Get the kids involved
Along with decluttering your belongings, it’s important to include your kids as much as possible. This can help your kids feel better about the move and make the whole process go more smoothly. If possible, tell them a month or more in advance that you’re moving, and explain why. Be sure to emphasize the positive aspects of your new home and neighborhood/town, and commit to keeping important family routines and traditions intact. Also, if they’re old enough, let your kids make decisions with you — such as which items to keep when decluttering — and ask them to help out around the house while it’s on the market.
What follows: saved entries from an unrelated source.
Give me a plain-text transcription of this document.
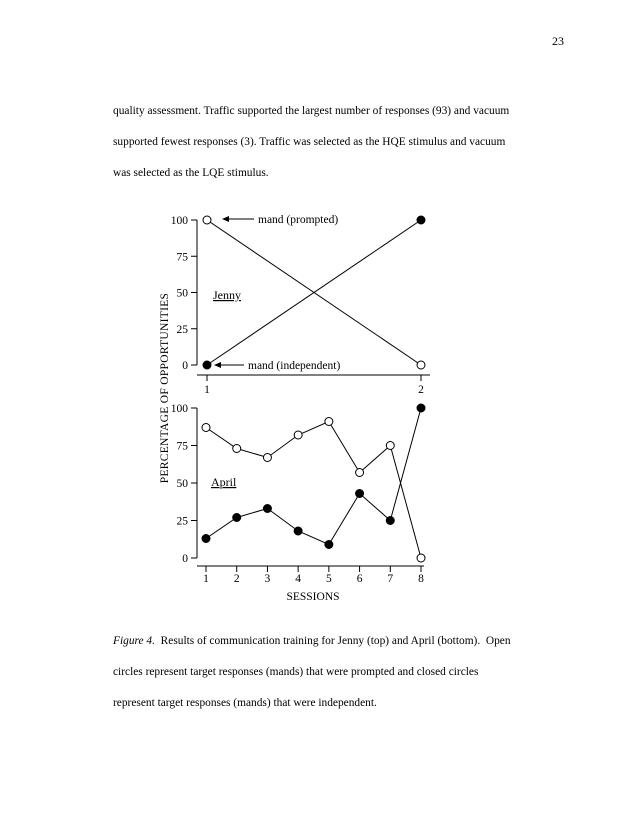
23
quality assessment. Traffic supported the largest number of responses (93) and vacuum
supported fewest responses (3). Traffic was selected as the HQE stimulus and vacuum
was selected as the LQE stimulus.
PERCENTAGE OF OPPORTUNITIES 0
25
50
75
100
1	2
Jenny
mand (prompted)
mand (independent)
0
25
50
75
100
1 2 3 4 5 6 7 8
April
SESSIONS
Figure 4.  Results of communication training for Jenny (top) and April (bottom).  Open
circles represent target responses (mands) that were prompted and closed circles
represent target responses (mands) that were independent.
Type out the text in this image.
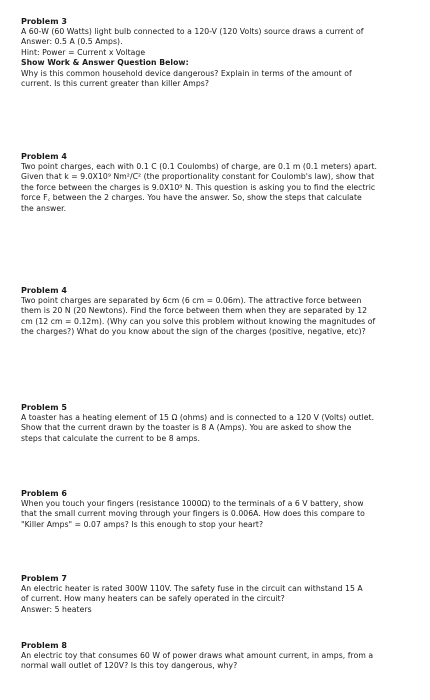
Problem 3

A 60-W (60 Watts) light bulb connected to a 120-V (120 Volts) source draws a current of

Answer: 0.5 A (0.5 Amps).

Hint: Power = Current x Voltage

Show Work & Answer Question Below:

Why is this common household device dangerous? Explain in terms of the amount of

current. Is this current greater than killer Amps?

Problem 4

Two point charges, each with 0.1 C (0.1 Coulombs) of charge, are 0.1 m (0.1 meters) apart.

Given that k = 9.0X10⁹ Nm²/C² (the proportionality constant for Coulomb's law), show that

the force between the charges is 9.0X10⁹ N. This question is asking you to find the electric

force F꜀ between the 2 charges. You have the answer. So, show the steps that calculate

the answer.

Problem 4

Two point charges are separated by 6cm (6 cm = 0.06m). The attractive force between

them is 20 N (20 Newtons). Find the force between them when they are separated by 12

cm (12 cm = 0.12m). (Why can you solve this problem without knowing the magnitudes of

the charges?) What do you know about the sign of the charges (positive, negative, etc)?

Problem 5

A toaster has a heating element of 15 Ω (ohms) and is connected to a 120 V (Volts) outlet.

Show that the current drawn by the toaster is 8 A (Amps). You are asked to show the

steps that calculate the current to be 8 amps.

Problem 6

When you touch your fingers (resistance 1000Ω) to the terminals of a 6 V battery, show

that the small current moving through your fingers is 0.006A. How does this compare to

"Killer Amps" = 0.07 amps? Is this enough to stop your heart?

Problem 7

An electric heater is rated 300W 110V. The safety fuse in the circuit can withstand 15 A

of current. How many heaters can be safely operated in the circuit?

Answer: 5 heaters

Problem 8

An electric toy that consumes 60 W of power draws what amount current, in amps, from a

normal wall outlet of 120V? Is this toy dangerous, why?
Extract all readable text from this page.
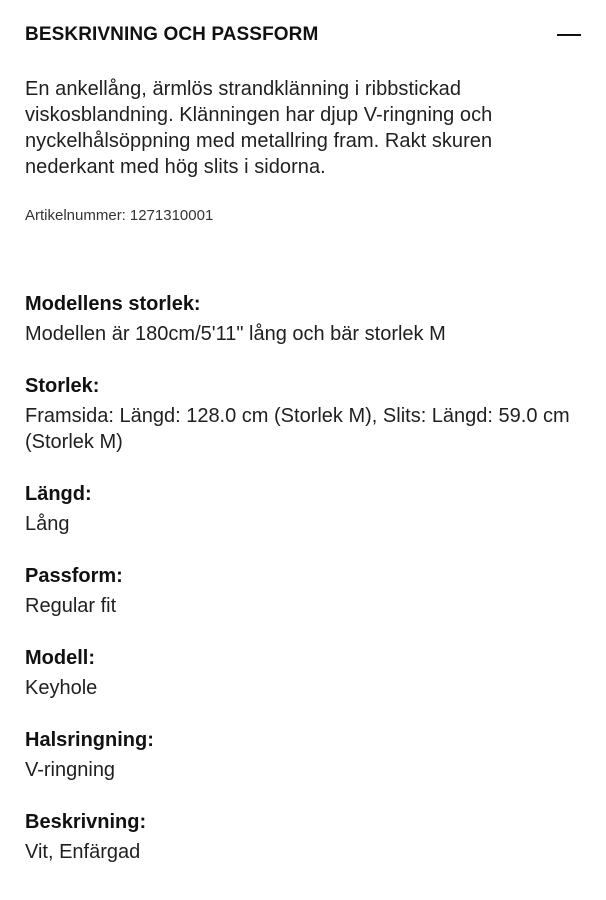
BESKRIVNING OCH PASSFORM

En ankellång, ärmlös strandklänning i ribbstickad viskosblandning. Klänningen har djup V-ringning och nyckelhålsöppning med metallring fram. Rakt skuren nederkant med hög slits i sidorna.

Artikelnummer: 1271310001

Modellens storlek:

Modellen är 180cm/5'11" lång och bär storlek M

Storlek:

Framsida: Längd: 128.0 cm (Storlek M), Slits: Längd: 59.0 cm (Storlek M)

Längd:

Lång

Passform:

Regular fit

Modell:

Keyhole

Halsringning:

V-ringning

Beskrivning:

Vit, Enfärgad
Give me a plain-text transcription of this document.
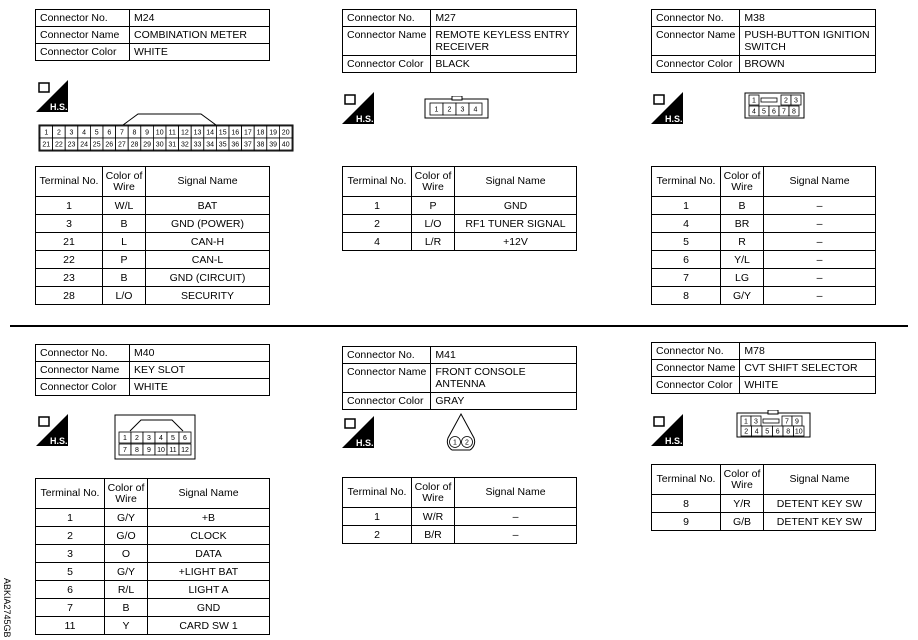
Connector No.	M24
Connector Name	COMBINATION METER
Connector Color	WHITE
H.S.
1 2 3 4 5 6 7 8 9 10 11 12 13 14 15 16 17 18 19 20
21 22 23 24 25 26 27 28 29 30 31 32 33 34 35 36 37 38 39 40
Terminal No.	Color of Wire	Signal Name
1	W/L	BAT
3	B	GND (POWER)
21	L	CAN-H
22	P	CAN-L
23	B	GND (CIRCUIT)
28	L/O	SECURITY
Connector No.	M27
Connector Name	REMOTE KEYLESS ENTRY RECEIVER
Connector Color	BLACK
H.S.
1 2 3 4
Terminal No.	Color of Wire	Signal Name
1	P	GND
2	L/O	RF1 TUNER SIGNAL
4	L/R	+12V
Connector No.	M38
Connector Name	PUSH-BUTTON IGNITION SWITCH
Connector Color	BROWN
H.S.
1	2 3
4 5 6 7 8
Terminal No.	Color of Wire	Signal Name
1	B	–
4	BR	–
5	R	–
6	Y/L	–
7	LG	–
8	G/Y	–
Connector No.	M40
Connector Name	KEY SLOT
Connector Color	WHITE
H.S.	1 2 3 4 5 6
7 8 9 10 11 12
Terminal No.	Color of Wire	Signal Name
1	G/Y	+B
2	G/O	CLOCK
3	O	DATA
5	G/Y	+LIGHT BAT
6	R/L	LIGHT A
7	B	GND
11	Y	CARD SW 1
Connector No.	M41
Connector Name	FRONT CONSOLE ANTENNA
Connector Color	GRAY
H.S.	1 2
Terminal No.	Color of Wire	Signal Name
1	W/R	–
2	B/R	–
Connector No.	M78
Connector Name	CVT SHIFT SELECTOR
Connector Color	WHITE
H.S.
1 3	7 9
2 4 5 6 8 10
Terminal No.	Color of Wire	Signal Name
8	Y/R	DETENT KEY SW
9	G/B	DETENT KEY SW
ABKIA2745GB
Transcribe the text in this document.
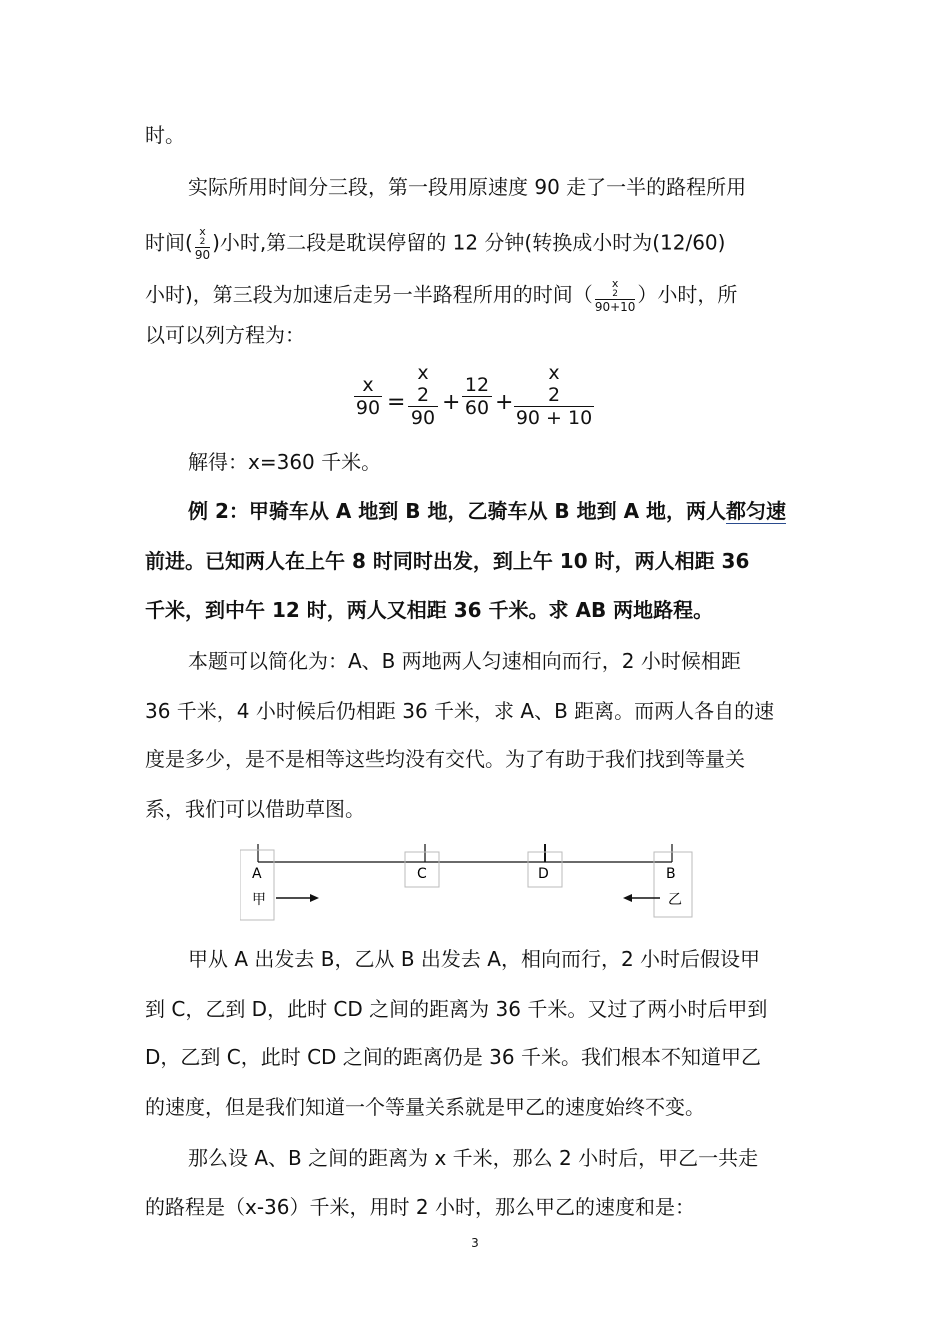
时。
实际所用时间分三段，第一段用原速度 90 走了一半的路程所用
时间( x
2
90 )小时,第二段是耽误停留的 12 分钟(转换成小时为(12/60)
小时)，第三段为加速后走另一半路程所用的时间（ x
2
90+10 ）小时，所
以可以列方程为：
$\frac{x}{90}$ =
x
2
90
+ $\frac{12}{60}$ +
x
2
90 + 10
解得：x=360 千米。
例 2：甲骑车从 A 地到 B 地，乙骑车从 B 地到 A 地，两人都匀速
前进。已知两人在上午 8 时同时出发，到上午 10 时，两人相距 36
千米，到中午 12 时，两人又相距 36 千米。求 AB 两地路程。
本题可以简化为：A、B 两地两人匀速相向而行，2 小时候相距
36 千米，4 小时候后仍相距 36 千米，求 A、B 距离。而两人各自的速
度是多少，是不是相等这些均没有交代。为了有助于我们找到等量关
系，我们可以借助草图。
A	C	D	B
甲	乙
甲从 A 出发去 B，乙从 B 出发去 A，相向而行，2 小时后假设甲
到 C，乙到 D，此时 CD 之间的距离为 36 千米。又过了两小时后甲到
D，乙到 C，此时 CD 之间的距离仍是 36 千米。我们根本不知道甲乙
的速度，但是我们知道一个等量关系就是甲乙的速度始终不变。
那么设 A、B 之间的距离为 x 千米，那么 2 小时后，甲乙一共走
的路程是（x-36）千米，用时 2 小时，那么甲乙的速度和是：
3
Opt for showings over open houses
Open houses are great — when you don’t have kids. But they can be overwhelming for children, especially when they’re younger. Instead, try to schedule showings, and coordinate for your kids to be out of the house so buyers can view the home in peace and quiet. If possible, work out a plan with your real estate agent to give you at least two hours notice before showings. This should give you enough time to clean up and get everyone out of the home.
If you have little time in advance to get the home ready for showing, it’s a good idea to bring in a housekeeper. Not to be confused with a cleaning service, which can deep clean your home, a housekeeper will make sure that routine housework is taken care of. You can expect them to do general house cleaning like sweeping and dusting, yard care like watering the plants, and bedroom tidying. Make sure you look at reviews before settling on a service, and note that the average cost of one visit is about $100.
Have a game plan for immediate showings
While it’s optimal to arrange showings in advance when you have kids, it’s still wise to have a plan in case there is a last-minute showing. After all, if a potential buyer is interested, it can prove worth the inconvenience. Come up with a checklist of tasks to complete in this scenario, such as:
- Turning on the lights
- Opening the drapes and blinds
- Clearing clutter off the counters
- Putting toys away
- Throwing trash out
- Putting down the toilet seats
As stressful and difficult as it may be, you can make and keep your home ready for sale when you have kids. Open up the space in your home by decluttering and putting items you want to keep in storage. Talk with your kids about the move, and include them in as much of the process as possible. Rather than scheduling open houses, go with showings so that you will be able to better manage the presentation of your home. Finally, come up with a plan for last-minute showings that everyone can help with.